The IRS has been criticized for confirming that the passive activity rules apply to individual buyers of clean energy tax credits. Currently, under proposed regulations, unless an individual buyer of credits "materially participates" in the seller's business, purchased credits will only offset passive income. This makes it difficult for small energy projects to attract buyers, as individuals will be unlikely to purchase these credits.

A solution may be on the horizon. At the American Bar Association's virtual conference last week, one Treasury attorney said they are looking closely at this issue, as it is unclear whether Congress intended for individuals to be effectively unable to purchase these credits. However, Treasury must give serious thought to how to prevent fraud if they decide to allow individuals to participate.

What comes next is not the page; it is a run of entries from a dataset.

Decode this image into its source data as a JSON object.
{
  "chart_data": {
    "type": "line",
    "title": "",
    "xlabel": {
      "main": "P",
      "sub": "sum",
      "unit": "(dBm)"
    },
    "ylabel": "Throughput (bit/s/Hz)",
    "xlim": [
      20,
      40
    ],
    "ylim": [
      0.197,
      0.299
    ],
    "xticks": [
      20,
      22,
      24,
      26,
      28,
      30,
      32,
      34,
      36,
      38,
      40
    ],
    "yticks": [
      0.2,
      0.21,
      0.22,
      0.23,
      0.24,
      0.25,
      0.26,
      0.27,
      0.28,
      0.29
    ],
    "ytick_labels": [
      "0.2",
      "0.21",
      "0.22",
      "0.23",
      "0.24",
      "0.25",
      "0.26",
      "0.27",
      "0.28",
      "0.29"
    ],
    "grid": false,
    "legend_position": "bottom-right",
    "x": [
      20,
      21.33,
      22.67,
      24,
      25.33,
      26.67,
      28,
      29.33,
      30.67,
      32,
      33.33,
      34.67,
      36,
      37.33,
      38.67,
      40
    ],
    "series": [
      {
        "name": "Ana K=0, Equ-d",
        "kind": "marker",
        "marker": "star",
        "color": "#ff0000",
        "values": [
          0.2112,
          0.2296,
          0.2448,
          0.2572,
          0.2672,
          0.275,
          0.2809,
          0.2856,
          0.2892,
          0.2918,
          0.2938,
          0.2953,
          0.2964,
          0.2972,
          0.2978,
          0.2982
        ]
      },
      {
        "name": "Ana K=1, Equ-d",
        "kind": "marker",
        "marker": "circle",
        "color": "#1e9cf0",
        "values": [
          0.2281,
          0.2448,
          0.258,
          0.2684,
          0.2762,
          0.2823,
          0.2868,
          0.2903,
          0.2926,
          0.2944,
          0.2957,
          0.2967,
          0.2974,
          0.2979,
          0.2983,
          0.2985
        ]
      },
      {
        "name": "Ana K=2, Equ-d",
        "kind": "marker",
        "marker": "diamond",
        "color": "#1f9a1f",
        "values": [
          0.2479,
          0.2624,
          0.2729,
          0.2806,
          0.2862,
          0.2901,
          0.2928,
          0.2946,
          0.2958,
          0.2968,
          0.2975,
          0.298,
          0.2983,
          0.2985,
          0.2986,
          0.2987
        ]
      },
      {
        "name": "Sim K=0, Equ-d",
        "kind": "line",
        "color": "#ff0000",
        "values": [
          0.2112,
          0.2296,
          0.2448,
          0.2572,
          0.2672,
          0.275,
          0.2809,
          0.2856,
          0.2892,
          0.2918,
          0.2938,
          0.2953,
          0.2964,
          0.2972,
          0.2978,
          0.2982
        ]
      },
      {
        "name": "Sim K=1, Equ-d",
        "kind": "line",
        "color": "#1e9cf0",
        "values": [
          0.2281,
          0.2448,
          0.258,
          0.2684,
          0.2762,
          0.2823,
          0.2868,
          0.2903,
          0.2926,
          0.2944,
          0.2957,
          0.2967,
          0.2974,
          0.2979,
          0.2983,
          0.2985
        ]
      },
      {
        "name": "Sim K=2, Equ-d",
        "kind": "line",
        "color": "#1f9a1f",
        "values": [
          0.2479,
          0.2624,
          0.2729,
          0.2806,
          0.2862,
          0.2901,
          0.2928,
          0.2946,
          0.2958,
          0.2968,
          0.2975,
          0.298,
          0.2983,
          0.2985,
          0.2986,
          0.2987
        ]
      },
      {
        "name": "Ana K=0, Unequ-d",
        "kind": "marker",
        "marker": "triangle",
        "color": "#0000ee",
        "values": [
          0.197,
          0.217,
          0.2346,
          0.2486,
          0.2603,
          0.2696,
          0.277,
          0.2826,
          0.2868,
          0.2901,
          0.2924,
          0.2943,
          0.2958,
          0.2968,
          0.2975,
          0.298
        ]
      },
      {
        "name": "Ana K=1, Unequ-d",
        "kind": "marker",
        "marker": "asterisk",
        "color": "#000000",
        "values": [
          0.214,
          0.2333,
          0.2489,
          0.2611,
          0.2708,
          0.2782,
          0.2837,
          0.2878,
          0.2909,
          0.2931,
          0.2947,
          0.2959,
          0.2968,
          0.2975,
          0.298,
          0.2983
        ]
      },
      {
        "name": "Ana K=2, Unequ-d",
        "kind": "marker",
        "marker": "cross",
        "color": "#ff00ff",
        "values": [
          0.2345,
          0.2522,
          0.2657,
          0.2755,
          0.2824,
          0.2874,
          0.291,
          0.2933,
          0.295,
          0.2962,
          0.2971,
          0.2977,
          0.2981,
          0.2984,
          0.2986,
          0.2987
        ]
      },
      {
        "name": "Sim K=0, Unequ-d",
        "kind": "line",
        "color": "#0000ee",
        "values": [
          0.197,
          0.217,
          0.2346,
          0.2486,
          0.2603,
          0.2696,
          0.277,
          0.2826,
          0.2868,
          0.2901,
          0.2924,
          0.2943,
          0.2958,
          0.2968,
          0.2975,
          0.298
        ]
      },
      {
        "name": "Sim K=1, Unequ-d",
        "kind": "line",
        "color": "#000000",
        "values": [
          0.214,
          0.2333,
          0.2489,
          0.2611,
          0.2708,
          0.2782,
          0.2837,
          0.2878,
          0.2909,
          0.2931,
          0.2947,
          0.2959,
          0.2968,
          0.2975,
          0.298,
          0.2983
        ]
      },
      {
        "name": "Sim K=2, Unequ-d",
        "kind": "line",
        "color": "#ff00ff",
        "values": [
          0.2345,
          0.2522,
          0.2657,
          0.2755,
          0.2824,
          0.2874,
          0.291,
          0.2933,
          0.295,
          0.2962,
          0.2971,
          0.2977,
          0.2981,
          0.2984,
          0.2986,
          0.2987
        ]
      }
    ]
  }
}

In other developments, earlier this month Treasury released proposed regulations on the IRA provisions that allow consumers to receive tax credits for purchasing electric vehicles, sell them back to the dealer at the time of sale and receive an immediate rebate to reduce the upfront cost of the vehicle. These "point of sale" transfers are unique to clean vehicle tax credits and are expected to encourage consumers to trade in their gas guzzlers for cleaner electric vehicles.

These developments indicate that Treasury is thinking creatively about new ways to expand participation in energy tax credit transfers to help advance the Biden Administration's clean energy goals, rather than focusing solely on protecting the fisc.